North Carolina hog CAFOs were built without local zoning, while government agencies ignored people who had lived there for generations. The mainly poor, Black and Indigenous rural families had asked neighboring factory farms for relief for years, but were ignored until they took their complaints – of waste raining down, noise and disruption by dead-pig trucks hauling day or night, and stench – to court. The plaintiffs were remarkable in their perseverance and courage, and their integrity attracted an outstanding legal team, which worked without charge to them. After testimony by Smithfield, local government, hog industry insiders, and factory farmers, the court ruled in favor of the plaintiffs.
The book brought two surprises: one, the case was not explicitly about land theft, destruction of water resources, or collusion of the powerful against the powerless. It was about STINK – the putrid life-challenging effect on people caused by hog manure being sprayed near and in some cases on peoples’ homes. A turning point occurred when a constitutional scholar looked up a “nuisance” entry in Blackstone’s 1610’s Commentaries on the Laws of England. That year William Aldred complained that his neighbor had constructed a pigsty so close to his home that the stench made his home unlivable. Finding in Aldred’s favor, the King’s Bench said the neighbor had “no right to maintain a structure upon his own land, which, by reason of disgusting smells, loud or unusual noises, thick smoke, noxious vapors, the jarring of machinery or the unwarrantable collection of flies, renders the occupancy of adjoining property dangerous, intolerable or even uncomfortable to its tenants.” This reference to a four-hundred-year-old precedent was a turning point for one of the judges in the case.
A second surprise came when a CAFO operator testified that he tried to comply with Smithfield’s policies (and their Chinese parent company, WH Group), but he couldn’t make any money. Profits went to Smithfield, but debts were his. And he owned the manure. If he didn’t do as directed, Smithfield would not allow him enough hogs to make a living. Even when he did as Smithfield demanded, he still could not make money.

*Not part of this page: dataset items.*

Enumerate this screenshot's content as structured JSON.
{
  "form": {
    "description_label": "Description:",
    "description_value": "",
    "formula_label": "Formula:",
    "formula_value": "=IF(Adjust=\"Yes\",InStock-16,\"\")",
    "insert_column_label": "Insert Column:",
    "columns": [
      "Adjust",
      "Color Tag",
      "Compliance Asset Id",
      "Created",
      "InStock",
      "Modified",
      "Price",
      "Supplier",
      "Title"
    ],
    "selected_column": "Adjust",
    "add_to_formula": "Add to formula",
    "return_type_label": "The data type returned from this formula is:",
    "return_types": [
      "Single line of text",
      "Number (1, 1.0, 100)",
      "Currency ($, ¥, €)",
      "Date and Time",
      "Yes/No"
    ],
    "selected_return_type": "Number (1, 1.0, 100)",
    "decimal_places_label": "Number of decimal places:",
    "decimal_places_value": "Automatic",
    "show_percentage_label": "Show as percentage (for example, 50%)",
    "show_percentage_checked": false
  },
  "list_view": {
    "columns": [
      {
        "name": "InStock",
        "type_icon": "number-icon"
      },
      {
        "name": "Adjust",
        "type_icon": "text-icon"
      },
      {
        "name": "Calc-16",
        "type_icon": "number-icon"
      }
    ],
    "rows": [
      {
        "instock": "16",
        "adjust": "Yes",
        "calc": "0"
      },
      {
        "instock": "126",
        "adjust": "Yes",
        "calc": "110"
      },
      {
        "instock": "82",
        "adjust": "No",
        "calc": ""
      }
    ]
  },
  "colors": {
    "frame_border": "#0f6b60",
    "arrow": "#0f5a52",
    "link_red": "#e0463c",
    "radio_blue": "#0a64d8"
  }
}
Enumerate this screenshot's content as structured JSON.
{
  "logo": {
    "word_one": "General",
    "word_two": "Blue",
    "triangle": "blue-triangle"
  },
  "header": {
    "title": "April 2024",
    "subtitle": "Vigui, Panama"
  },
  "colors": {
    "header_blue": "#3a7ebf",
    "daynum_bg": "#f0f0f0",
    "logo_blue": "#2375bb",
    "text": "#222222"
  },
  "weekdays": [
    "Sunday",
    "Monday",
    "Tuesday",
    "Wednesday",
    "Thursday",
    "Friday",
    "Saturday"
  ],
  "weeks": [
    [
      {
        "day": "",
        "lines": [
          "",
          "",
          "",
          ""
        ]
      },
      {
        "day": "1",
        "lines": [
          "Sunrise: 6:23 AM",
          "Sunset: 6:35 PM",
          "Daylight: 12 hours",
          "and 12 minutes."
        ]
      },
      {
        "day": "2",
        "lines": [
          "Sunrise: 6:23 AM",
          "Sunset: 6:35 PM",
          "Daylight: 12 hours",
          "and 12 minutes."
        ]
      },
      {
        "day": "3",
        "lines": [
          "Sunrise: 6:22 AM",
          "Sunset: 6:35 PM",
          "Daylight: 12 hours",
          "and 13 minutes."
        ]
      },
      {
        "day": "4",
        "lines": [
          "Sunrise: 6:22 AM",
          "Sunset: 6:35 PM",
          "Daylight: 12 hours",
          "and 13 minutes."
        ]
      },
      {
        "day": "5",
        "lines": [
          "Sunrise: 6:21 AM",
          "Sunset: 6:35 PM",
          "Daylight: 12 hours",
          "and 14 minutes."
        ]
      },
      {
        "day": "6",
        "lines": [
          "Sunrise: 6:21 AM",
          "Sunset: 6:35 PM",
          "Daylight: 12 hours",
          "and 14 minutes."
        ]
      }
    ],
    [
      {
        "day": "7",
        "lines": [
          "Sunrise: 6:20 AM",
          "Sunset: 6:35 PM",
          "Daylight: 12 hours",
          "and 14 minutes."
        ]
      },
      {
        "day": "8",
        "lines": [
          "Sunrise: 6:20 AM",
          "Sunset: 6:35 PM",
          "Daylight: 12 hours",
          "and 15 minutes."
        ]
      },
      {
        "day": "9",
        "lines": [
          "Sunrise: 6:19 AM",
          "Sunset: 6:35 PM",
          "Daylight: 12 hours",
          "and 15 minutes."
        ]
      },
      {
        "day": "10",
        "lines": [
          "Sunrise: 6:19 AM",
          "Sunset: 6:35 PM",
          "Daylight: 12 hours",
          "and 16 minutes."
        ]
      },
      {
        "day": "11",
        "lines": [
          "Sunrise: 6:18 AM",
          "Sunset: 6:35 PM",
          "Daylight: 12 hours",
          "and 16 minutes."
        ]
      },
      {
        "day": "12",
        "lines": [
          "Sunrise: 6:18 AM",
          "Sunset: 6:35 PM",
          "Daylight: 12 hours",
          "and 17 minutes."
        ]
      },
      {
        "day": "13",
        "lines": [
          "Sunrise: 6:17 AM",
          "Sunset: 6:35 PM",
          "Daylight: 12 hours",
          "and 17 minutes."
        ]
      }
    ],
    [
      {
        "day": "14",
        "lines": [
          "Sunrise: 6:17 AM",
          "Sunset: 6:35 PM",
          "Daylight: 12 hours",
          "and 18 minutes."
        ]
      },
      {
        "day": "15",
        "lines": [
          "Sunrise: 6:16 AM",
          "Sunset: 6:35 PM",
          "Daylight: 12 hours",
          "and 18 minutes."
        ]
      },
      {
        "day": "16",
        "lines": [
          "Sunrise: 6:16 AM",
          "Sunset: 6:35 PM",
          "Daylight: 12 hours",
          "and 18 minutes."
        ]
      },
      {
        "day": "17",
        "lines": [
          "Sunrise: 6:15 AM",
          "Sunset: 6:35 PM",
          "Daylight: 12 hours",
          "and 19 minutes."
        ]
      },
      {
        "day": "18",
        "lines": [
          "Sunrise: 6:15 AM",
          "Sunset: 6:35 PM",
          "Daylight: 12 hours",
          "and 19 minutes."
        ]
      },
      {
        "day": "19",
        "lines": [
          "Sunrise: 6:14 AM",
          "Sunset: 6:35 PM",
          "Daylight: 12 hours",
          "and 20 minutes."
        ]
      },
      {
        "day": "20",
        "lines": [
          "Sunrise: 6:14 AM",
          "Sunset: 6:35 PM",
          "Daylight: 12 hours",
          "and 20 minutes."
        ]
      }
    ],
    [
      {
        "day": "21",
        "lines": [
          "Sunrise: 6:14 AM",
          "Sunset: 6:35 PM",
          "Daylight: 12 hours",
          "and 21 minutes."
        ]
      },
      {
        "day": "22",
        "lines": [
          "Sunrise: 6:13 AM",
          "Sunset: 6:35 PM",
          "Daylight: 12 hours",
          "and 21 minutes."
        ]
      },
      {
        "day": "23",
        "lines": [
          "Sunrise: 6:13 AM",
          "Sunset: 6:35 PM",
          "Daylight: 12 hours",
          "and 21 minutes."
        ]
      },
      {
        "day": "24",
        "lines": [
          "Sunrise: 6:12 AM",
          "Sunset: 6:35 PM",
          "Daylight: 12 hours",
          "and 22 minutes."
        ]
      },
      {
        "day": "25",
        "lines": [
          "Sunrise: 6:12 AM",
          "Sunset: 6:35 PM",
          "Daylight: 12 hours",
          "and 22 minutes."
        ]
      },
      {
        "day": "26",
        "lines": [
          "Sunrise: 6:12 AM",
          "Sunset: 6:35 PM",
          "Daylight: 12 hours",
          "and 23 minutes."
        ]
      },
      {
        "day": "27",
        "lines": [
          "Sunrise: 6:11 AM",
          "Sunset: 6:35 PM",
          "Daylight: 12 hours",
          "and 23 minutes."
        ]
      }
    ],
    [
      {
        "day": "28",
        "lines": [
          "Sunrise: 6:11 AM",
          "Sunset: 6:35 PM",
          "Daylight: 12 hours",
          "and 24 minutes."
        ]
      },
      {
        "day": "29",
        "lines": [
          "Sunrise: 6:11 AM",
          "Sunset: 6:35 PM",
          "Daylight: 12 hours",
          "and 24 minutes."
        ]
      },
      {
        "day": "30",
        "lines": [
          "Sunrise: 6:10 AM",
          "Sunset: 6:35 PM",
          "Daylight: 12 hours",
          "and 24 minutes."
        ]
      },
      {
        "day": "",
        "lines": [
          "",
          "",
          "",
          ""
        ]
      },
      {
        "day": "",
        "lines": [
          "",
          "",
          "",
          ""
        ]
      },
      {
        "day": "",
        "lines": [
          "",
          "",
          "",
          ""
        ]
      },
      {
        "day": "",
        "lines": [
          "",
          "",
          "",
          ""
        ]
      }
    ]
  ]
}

On November 24, 2020, the Fourth Circuit Court ruled there was “abundant” evidence of Smithfield’s deliberate disregard of the plaintiffs’ rights. As author Addison summarizes Judge Harvie Wilkinson’s concurring opinion:
[Smithfield’s crime] is not merely a violation of the law. It is a breach in the natural order of things . . . a wrong so pervasive [it] demands a remedy equally inclusive . . . It must respect the rights of the entire community, human and animal, together with the earth itself.
This finding of basic justice gives hope to rural communities threatened by Big Ag. As a resident of such a community, I feel deep gratitude and take solace in the court’s ruling which suggests that David still occasionally triumphs over Goliath.